Now sit back, relax, take notice and wonder about the patterns in this table:
Mathematics is truly a thing of beauty!
Factors of 1681:
- 1681 is a composite number and is a perfect square.
- Prime factorization: 1681 = 41 × 41 which can be written 1681 = 41².
- 1681 has at least one exponent greater than 1 in its prime factorization so √1681 can be simplified. Taking the factor pair from the factor pair table below with the largest square number factor, we get √1681 = (√41)(√41) =
- The exponent in the prime factorization is 2. Adding one to that exponent, we get (2 + 1) = 3. Therefore 1681 has exactly 3 factors.
- The factors of 1681 are outlined with their factor pair partners in the graphic below.
More About the Number 1681:
1681 is the sum of two squares:
40² + 9² = 1681.
1681 is the hypotenuse of two Pythagorean triples:
369-1640-1681, which is 41 times (9-40-41).
720-1519-1681, calculated from 2(40)(9), 40² – 9², 40² + 9².
1680, 1681, 1682, 1683, and 1684 are the second smallest set of FIVE consecutive numbers whose square roots can be simplified.
All of the numbers are perfect squares AND concatenations of exactly two perfect squares:
7² = 49; 2² = 4, 3² = 9.
13² = 169; 4² = 16, 3² = 9.
19² = 361; 6² = 36, 1² = 1.
35² = 1225; 1² = 1, 15² = 225.
38² = 1444; 12² = 144, 2² = 4.
41² = 1681; 4² = 16, 9² = 81.
57² = 3249; 18² = 324, 3² = 9.
65² = 4225; 2² = 4, 15² = 225.
70² = 4900; 2² = 4, 30² = 900.
1681 shares that claim to fame with those other numbers, but is the only one on the list that is a concatenation of two 2-digit squares.

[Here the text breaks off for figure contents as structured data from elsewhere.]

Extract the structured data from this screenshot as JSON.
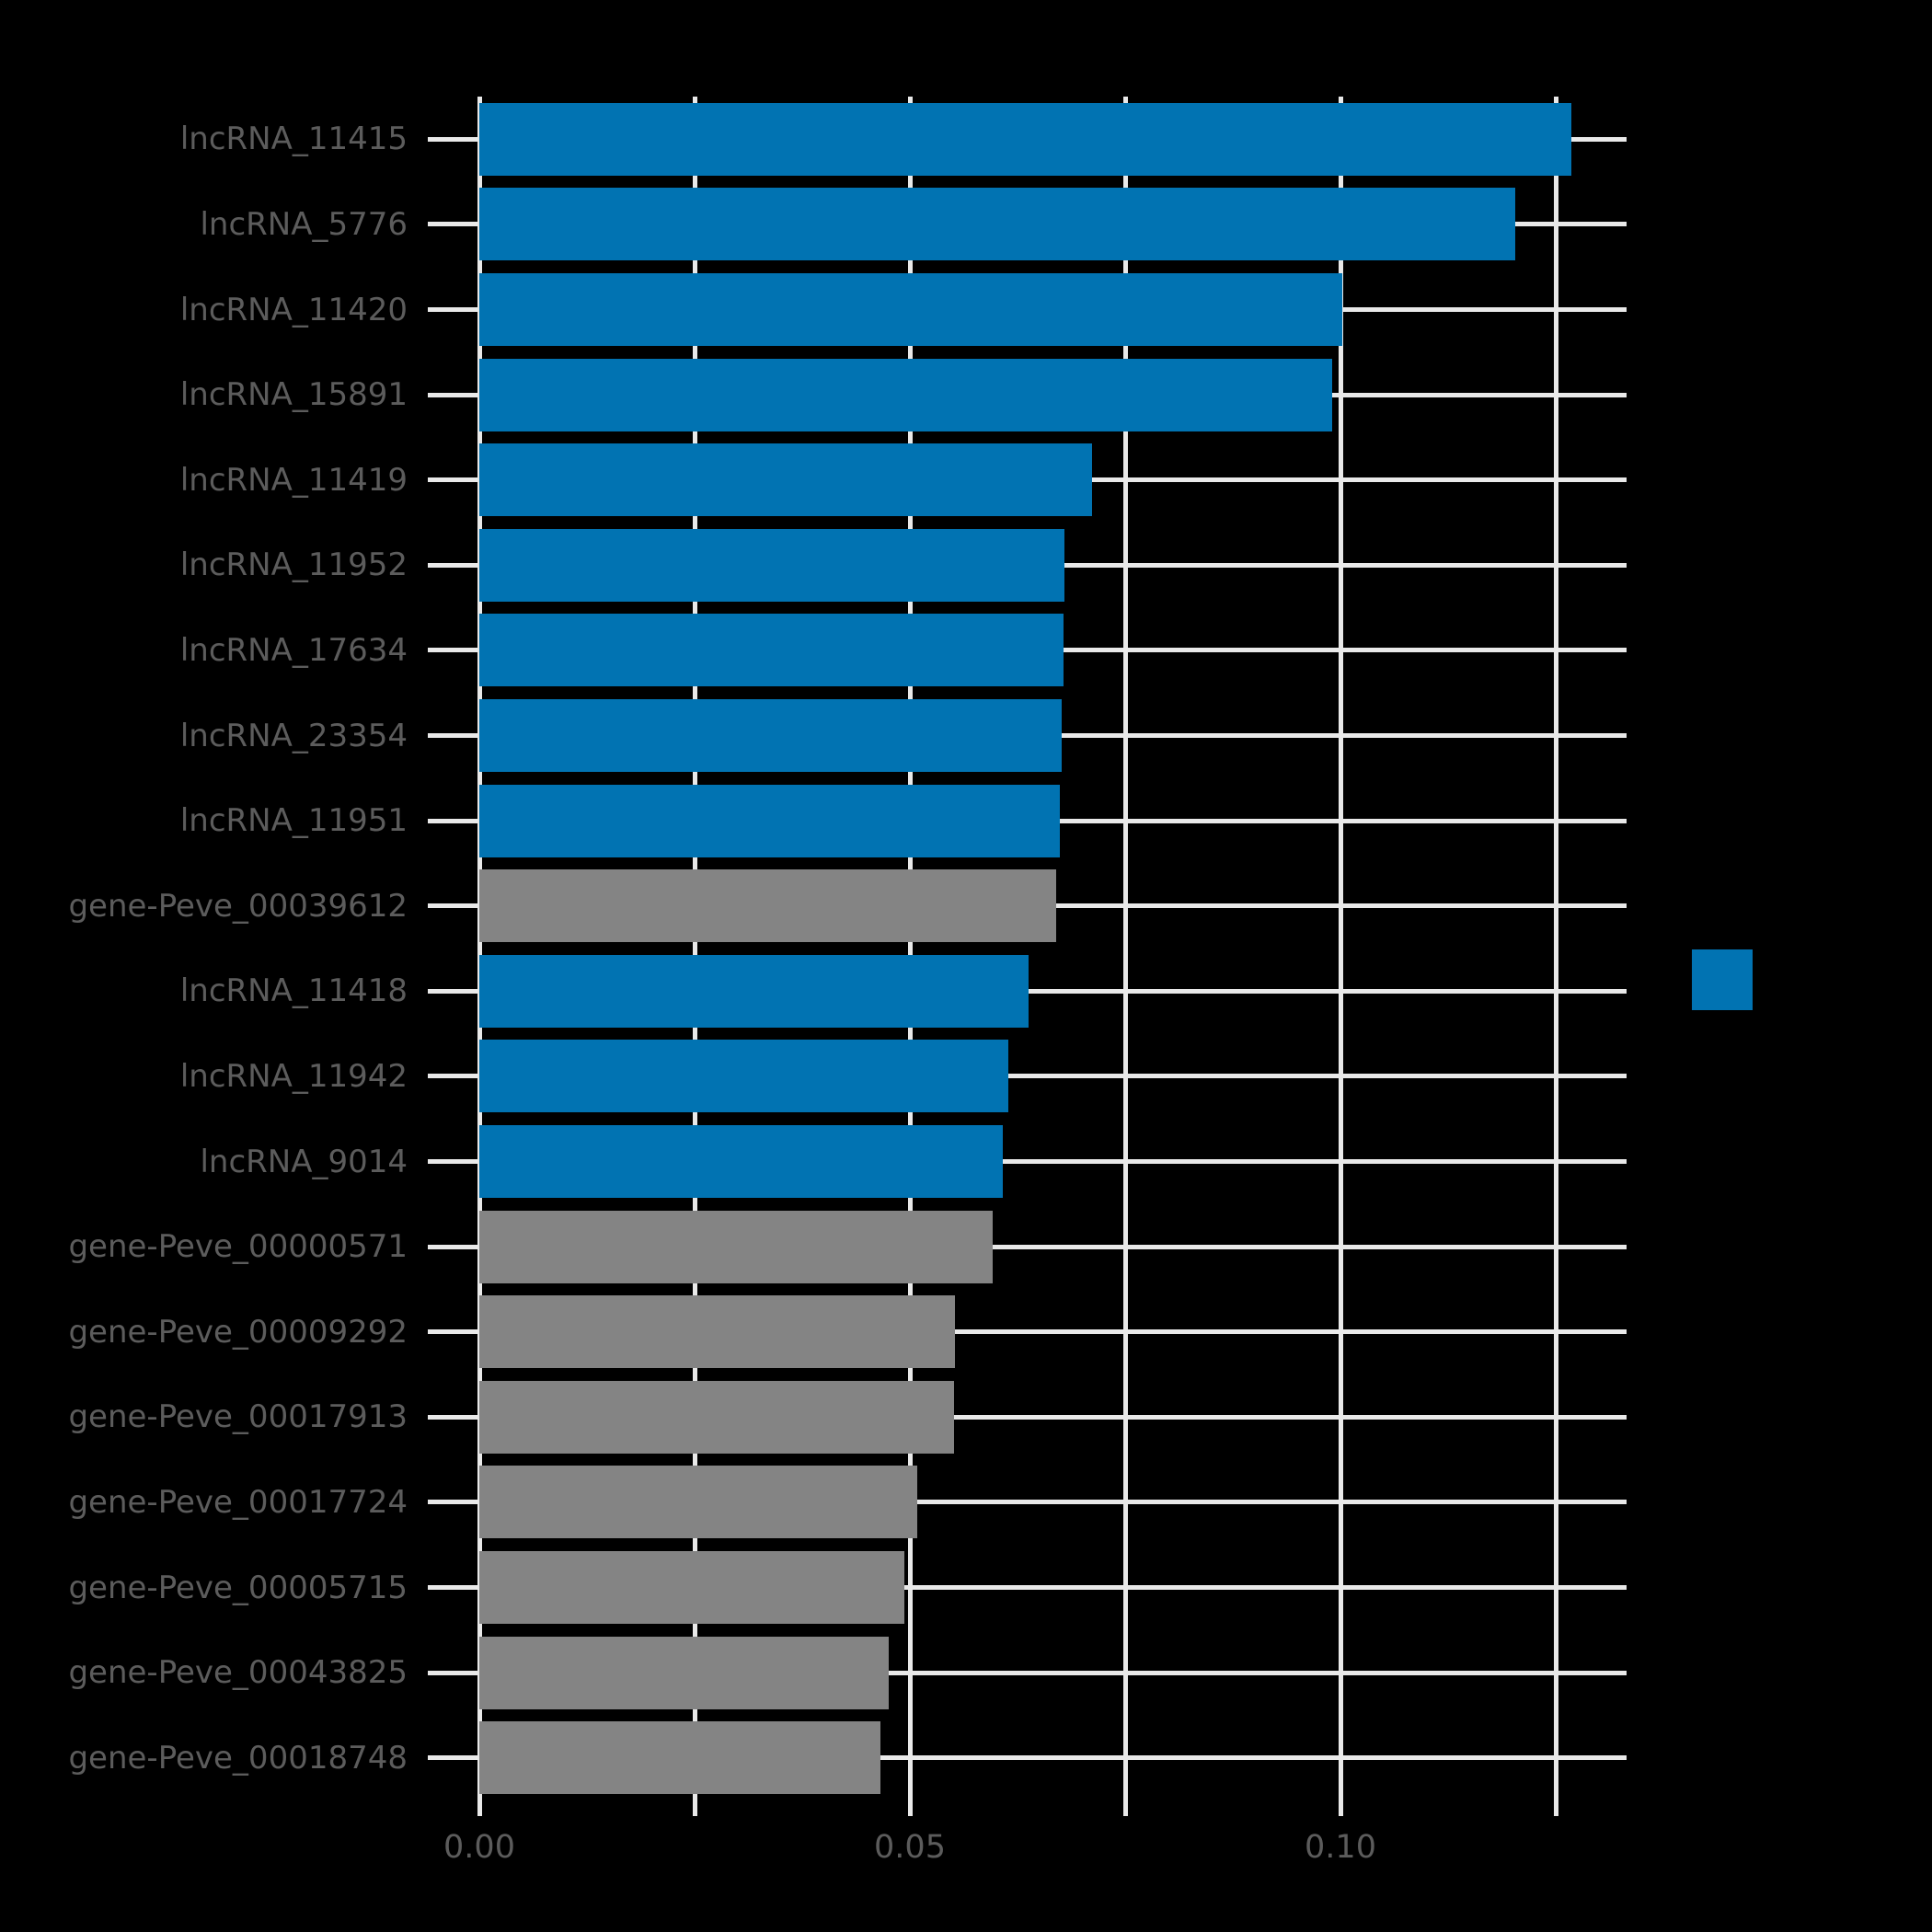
{
  "chart_data": {
    "type": "bar",
    "orientation": "horizontal",
    "title": "",
    "xlabel": "",
    "ylabel": "",
    "grid": true,
    "legend_position": "center-right",
    "xlim": [
      0,
      0.1332
    ],
    "categories": [
      "lncRNA_11415",
      "lncRNA_5776",
      "lncRNA_11420",
      "lncRNA_15891",
      "lncRNA_11419",
      "lncRNA_11952",
      "lncRNA_17634",
      "lncRNA_23354",
      "lncRNA_11951",
      "gene-Peve_00039612",
      "lncRNA_11418",
      "lncRNA_11942",
      "lncRNA_9014",
      "gene-Peve_00000571",
      "gene-Peve_00009292",
      "gene-Peve_00017913",
      "gene-Peve_00017724",
      "gene-Peve_00005715",
      "gene-Peve_00043825",
      "gene-Peve_00018748"
    ],
    "values": [
      0.1268,
      0.1203,
      0.1002,
      0.099,
      0.0712,
      0.0679,
      0.0678,
      0.0676,
      0.0674,
      0.067,
      0.0638,
      0.0614,
      0.0608,
      0.0596,
      0.0552,
      0.0551,
      0.0509,
      0.0494,
      0.0475,
      0.0466
    ],
    "groups": [
      "lncRNA",
      "lncRNA",
      "lncRNA",
      "lncRNA",
      "lncRNA",
      "lncRNA",
      "lncRNA",
      "lncRNA",
      "lncRNA",
      "gene",
      "lncRNA",
      "lncRNA",
      "lncRNA",
      "gene",
      "gene",
      "gene",
      "gene",
      "gene",
      "gene",
      "gene"
    ],
    "x_ticks": [
      {
        "value": 0.0,
        "label": "0.00"
      },
      {
        "value": 0.025,
        "label": ""
      },
      {
        "value": 0.05,
        "label": "0.05"
      },
      {
        "value": 0.075,
        "label": ""
      },
      {
        "value": 0.1,
        "label": "0.10"
      },
      {
        "value": 0.125,
        "label": ""
      }
    ]
  },
  "legend": {
    "swatch_color": "#0173b2",
    "label": ""
  },
  "colors": {
    "background": "#000000",
    "bar_lncRNA": "#0173b2",
    "bar_gene": "#848484",
    "gridline": "#e9e9e9",
    "text": "#5c5c5c"
  }
}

The sum of the even leg and hypotenuse for all ppts (primitive Pythagorean triples) is the square of an odd number. This is a rule for ppts that has been sadly overlooked. Because of this, you can find several ppts that have the sum of the even leg and hypotenuse with the same numerical value. Example (35,12,37), (21,20,29), (7,24,25). If their sum is the square of an odd number, p, the number of ppts is (p-1)/2 ppts. If the sum of the square of an odd number is not prime, then (p-1)/2 Pythagorean triples are produced.
Some are ppts and the others are scalar multiples. Example 15 will produce 4 ppt and 3 scalar multiples.
Since for ppts, the sum of the even leg and the hypotenuse is an odd number squared, and an odd number is the sum of an even and an odd number. (m+n)squared gives the m, n parts for the hypotenuse and even leg of ppts.